Pension funding requirements promise to cripple companies whose defined benefit plans have been ravaged by market losses, prompting an urgent call on Congress to rethink the technical requirements of the 2-year-old Pension Protection Act.

More than 350 corporate supporters have appealed to Congress to ease up on some specific funding requirements given how badly pension assets have been hit by the global financial crisis. “This was a situation nobody foresaw, in terms of the severity of the issues,” said Peter Kravitz, director of Congressional and political affairs for the American Institute of Certified Public Accountants.

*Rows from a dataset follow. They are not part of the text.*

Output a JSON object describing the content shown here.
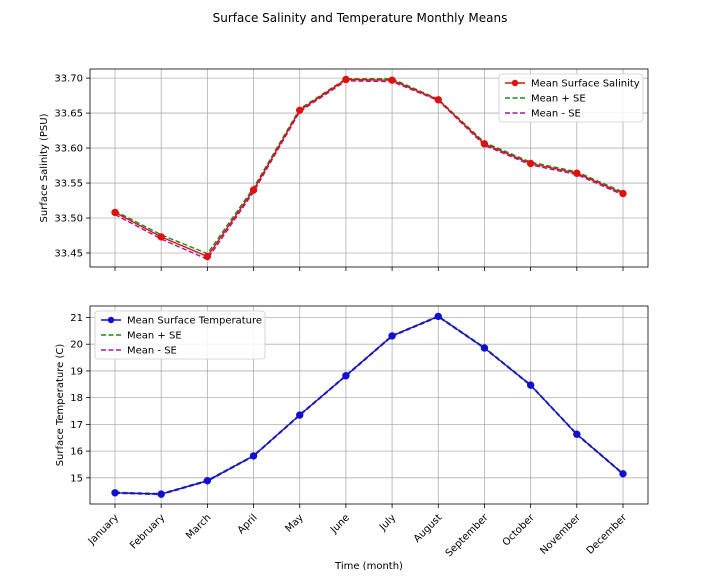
{
  "figure": {
    "title": "Surface Salinity and Temperature Monthly Means",
    "xlabel": "Time (month)"
  },
  "chart_data": [
    {
      "type": "line",
      "ylabel": "Surface Salinity (PSU)",
      "categories": [
        "January",
        "February",
        "March",
        "April",
        "May",
        "June",
        "July",
        "August",
        "September",
        "October",
        "November",
        "December"
      ],
      "ylim": [
        33.43,
        33.713
      ],
      "yticks": [
        "33.45",
        "33.50",
        "33.55",
        "33.60",
        "33.65",
        "33.70"
      ],
      "grid": true,
      "legend_position": "top-right",
      "series": [
        {
          "name": "Mean Surface Salinity",
          "color": "#e01010",
          "style": "solid",
          "markers": true,
          "values": [
            33.508,
            33.473,
            33.445,
            33.54,
            33.654,
            33.698,
            33.697,
            33.669,
            33.606,
            33.578,
            33.564,
            33.535
          ]
        },
        {
          "name": "Mean + SE",
          "color": "#1a8a1a",
          "style": "dashed",
          "markers": false,
          "values": [
            33.51,
            33.476,
            33.449,
            33.543,
            33.656,
            33.699,
            33.699,
            33.67,
            33.608,
            33.58,
            33.566,
            33.537
          ]
        },
        {
          "name": "Mean - SE",
          "color": "#9b1aa0",
          "style": "dashed",
          "markers": false,
          "values": [
            33.505,
            33.47,
            33.441,
            33.537,
            33.652,
            33.696,
            33.695,
            33.668,
            33.604,
            33.576,
            33.562,
            33.533
          ]
        }
      ]
    },
    {
      "type": "line",
      "ylabel": "Surface Temperature (C)",
      "categories": [
        "January",
        "February",
        "March",
        "April",
        "May",
        "June",
        "July",
        "August",
        "September",
        "October",
        "November",
        "December"
      ],
      "ylim": [
        14.02,
        21.43
      ],
      "yticks": [
        "15",
        "16",
        "17",
        "18",
        "19",
        "20",
        "21"
      ],
      "grid": true,
      "legend_position": "top-left",
      "series": [
        {
          "name": "Mean Surface Temperature",
          "color": "#1010d0",
          "style": "solid",
          "markers": true,
          "values": [
            14.44,
            14.39,
            14.89,
            15.82,
            17.35,
            18.82,
            20.31,
            21.04,
            19.86,
            18.47,
            16.63,
            15.15
          ]
        },
        {
          "name": "Mean + SE",
          "color": "#1a8a1a",
          "style": "dashed",
          "markers": false,
          "values": [
            14.46,
            14.41,
            14.91,
            15.84,
            17.37,
            18.84,
            20.33,
            21.06,
            19.88,
            18.49,
            16.65,
            15.17
          ]
        },
        {
          "name": "Mean - SE",
          "color": "#9b1aa0",
          "style": "dashed",
          "markers": false,
          "values": [
            14.42,
            14.37,
            14.87,
            15.8,
            17.33,
            18.8,
            20.29,
            21.02,
            19.84,
            18.45,
            16.61,
            15.13
          ]
        }
      ]
    }
  ]
}
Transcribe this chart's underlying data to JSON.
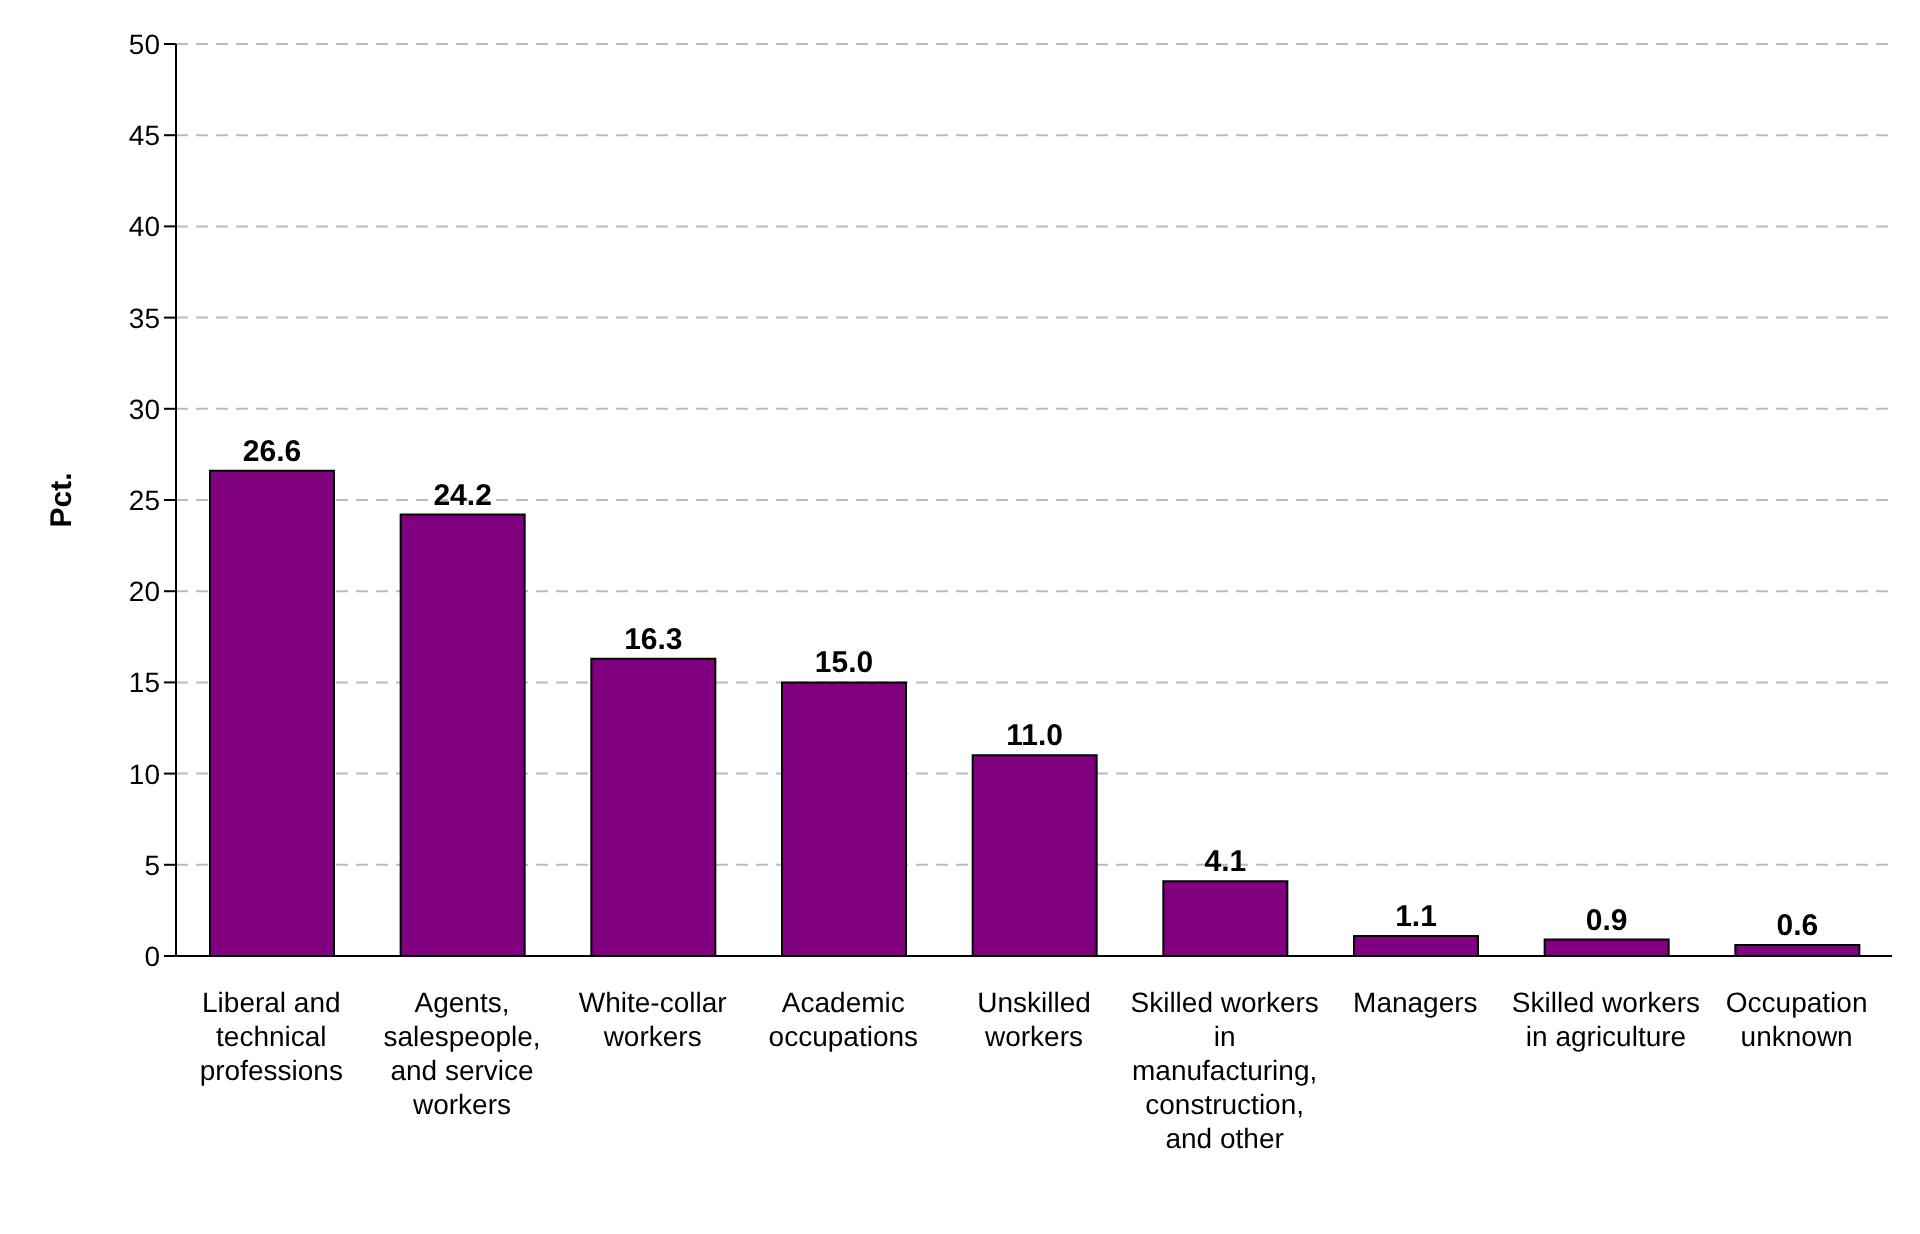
{
  "chart_data": {
    "type": "bar",
    "ylabel": "Pct.",
    "categories": [
      "Liberal and technical professions",
      "Agents, salespeople, and service workers",
      "White-collar workers",
      "Academic occupations",
      "Unskilled workers",
      "Skilled workers in manufacturing, construction, and other",
      "Managers",
      "Skilled workers in agriculture",
      "Occupation unknown"
    ],
    "values": [
      26.6,
      24.2,
      16.3,
      15.0,
      11.0,
      4.1,
      1.1,
      0.9,
      0.6
    ],
    "value_labels": [
      "26.6",
      "24.2",
      "16.3",
      "15.0",
      "11.0",
      "4.1",
      "1.1",
      "0.9",
      "0.6"
    ],
    "color": "#800080",
    "ylim": [
      0,
      50
    ],
    "yticks": [
      0,
      5,
      10,
      15,
      20,
      25,
      30,
      35,
      40,
      45,
      50
    ],
    "grid": "y"
  }
}
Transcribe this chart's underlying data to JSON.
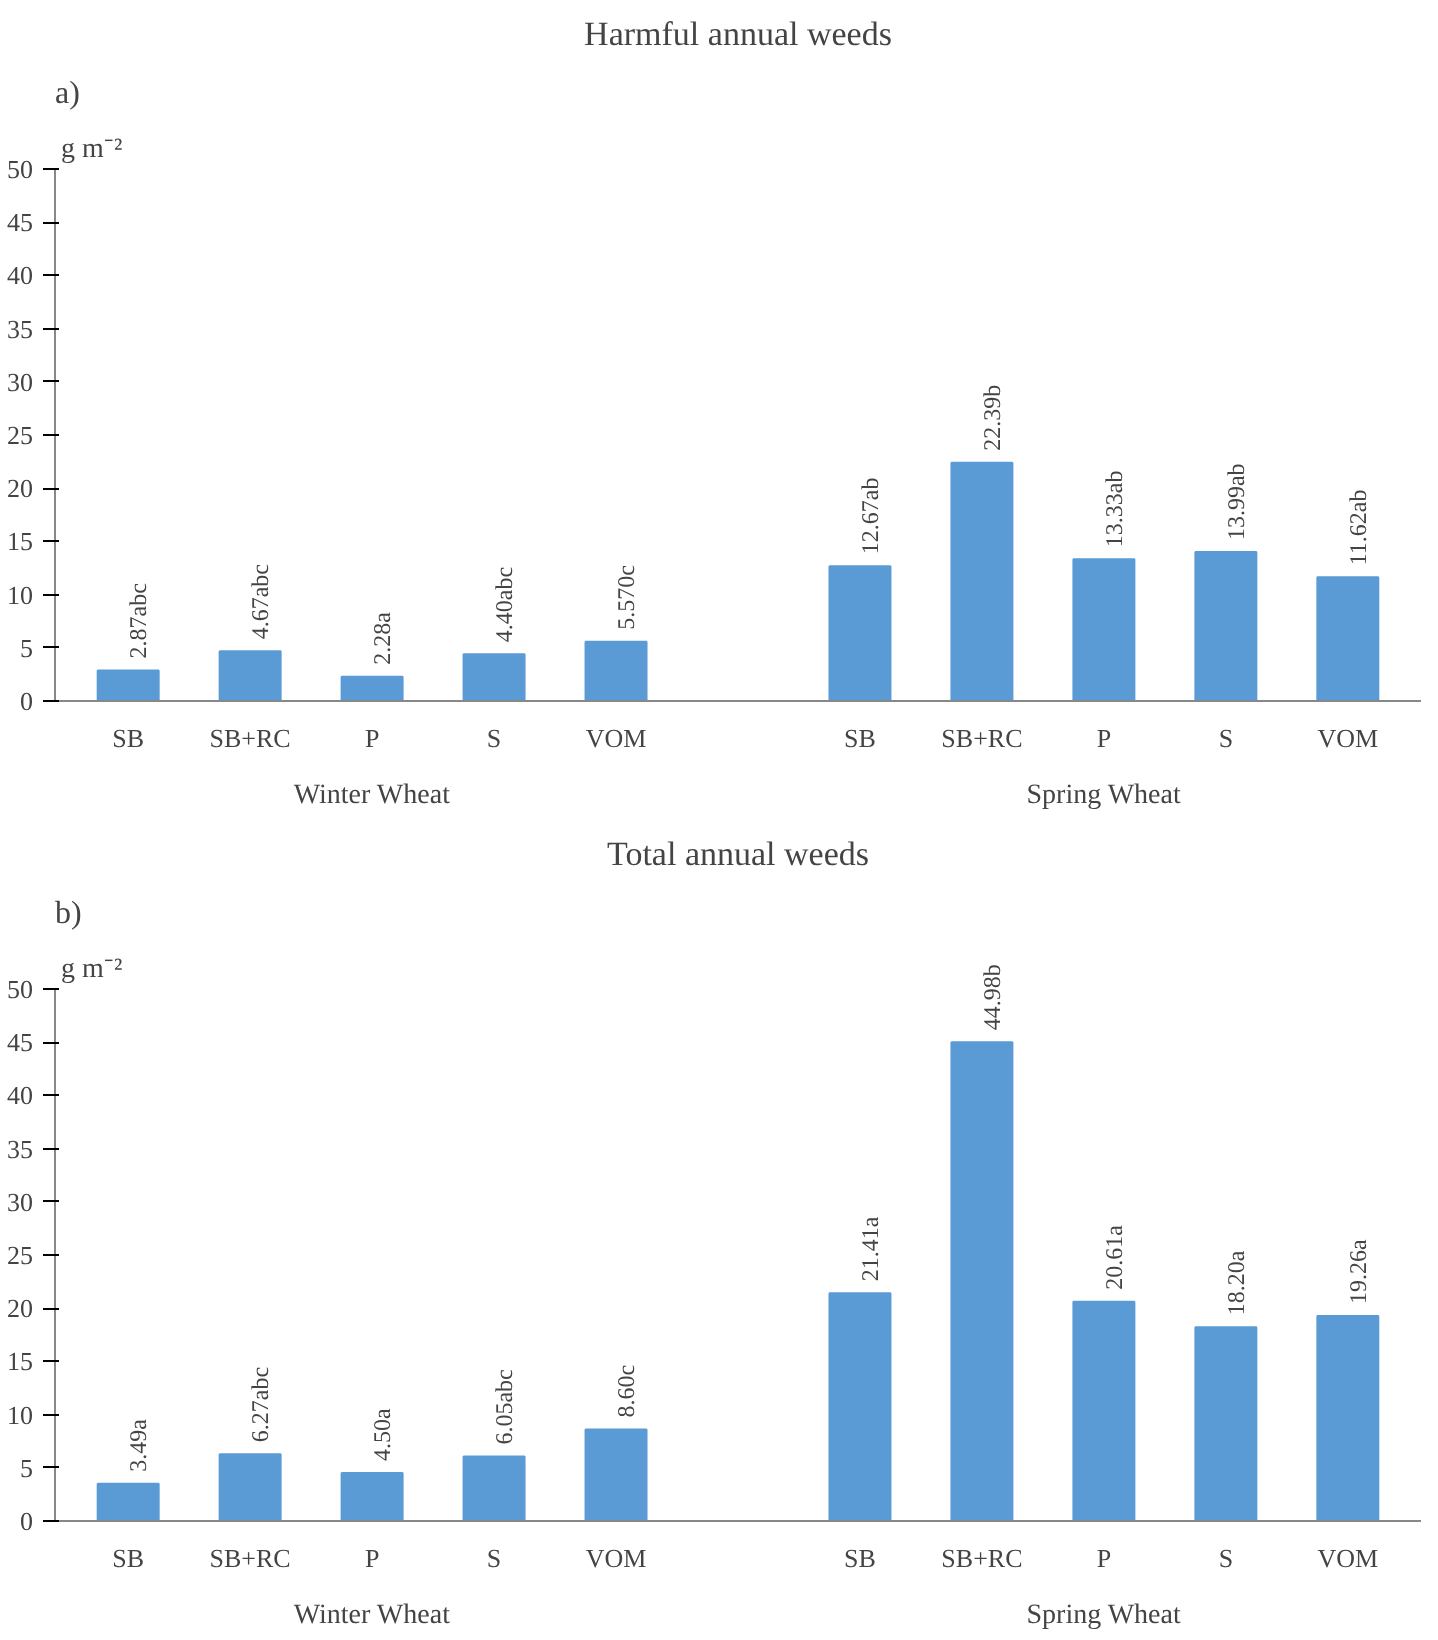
{
  "chart_data": [
    {
      "type": "bar",
      "title": "Harmful annual weeds",
      "ylabel": "g m⁻²",
      "annotations": [
        "a)",
        "Winter Wheat",
        "Spring Wheat"
      ],
      "categories": [
        "SB",
        "SB+RC",
        "P",
        "S",
        "VOM",
        null,
        "SB",
        "SB+RC",
        "P",
        "S",
        "VOM"
      ],
      "values": [
        2.87,
        4.67,
        2.28,
        4.4,
        5.57,
        null,
        12.67,
        22.39,
        13.33,
        13.99,
        11.62
      ],
      "value_labels": [
        "2.87abc",
        "4.67abc",
        "2.28a",
        "4.40abc",
        "5.570c",
        null,
        "12.67ab",
        "22.39b",
        "13.33ab",
        "13.99ab",
        "11.62ab"
      ],
      "color": "#5b9bd5",
      "ylim": [
        0,
        50
      ],
      "yticks": [
        0,
        5,
        10,
        15,
        20,
        25,
        30,
        35,
        40,
        45,
        50
      ],
      "grid": false
    },
    {
      "type": "bar",
      "title": "Total annual weeds",
      "ylabel": "g m⁻²",
      "annotations": [
        "b)",
        "Winter Wheat",
        "Spring Wheat"
      ],
      "categories": [
        "SB",
        "SB+RC",
        "P",
        "S",
        "VOM",
        null,
        "SB",
        "SB+RC",
        "P",
        "S",
        "VOM"
      ],
      "values": [
        3.49,
        6.27,
        4.5,
        6.05,
        8.6,
        null,
        21.41,
        44.98,
        20.61,
        18.2,
        19.26
      ],
      "value_labels": [
        "3.49a",
        "6.27abc",
        "4.50a",
        "6.05abc",
        "8.60c",
        null,
        "21.41a",
        "44.98b",
        "20.61a",
        "18.20a",
        "19.26a"
      ],
      "color": "#5b9bd5",
      "ylim": [
        0,
        50
      ],
      "yticks": [
        0,
        5,
        10,
        15,
        20,
        25,
        30,
        35,
        40,
        45,
        50
      ],
      "grid": false
    }
  ]
}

The PPA was enacted in 2006 to establish new thresholds for pension plan sponsors to meet to assure defined benefit plans were adequately funded. Under the new requirements, companies generally are expected to be 92 percent funded as defined in the law for 2008, said Kravitz. Companies that fail to meet that “cliff” in the funding requirements will face a new requirement to contribute whatever funds are necessary to become 100 percent funded, he said.

“In 2008, we’ve got a crippled stock market and a stagnant economy, and the problems are growing,” he said. “Because of the massive disruption in the market and the massive losses, defined benefit plans have lost huge amounts of value. It has put many, many defined benefit plans into significant deficits, both in being fully funded and in meeting the cliff levels they’re supposed to meet.”

Pension plan sponsors worry that the huge amounts of money they will have to pump into pension plans to make up the recent losses and meet funding requirements will result in operational problems and potentially job cuts if companies are forced to contribute it to pension plans instead.

In their letter to Congress, the 350-plus companies cite as an example a Florida company with four defined benefit plans that faces a 2,100 percent increase in funding—from $673,000 in 2008 to $15.2 million in 2009—to meet the requirements. The company likely will be forced to freeze the plans, the letter says.

Kravitz said the full scope of the problem will be more apparent when companies complete their 2008 financial statements. Advocates are hopeful Congress will address the issue when it convenes in mid-December to consider a bailout package for automotive companies.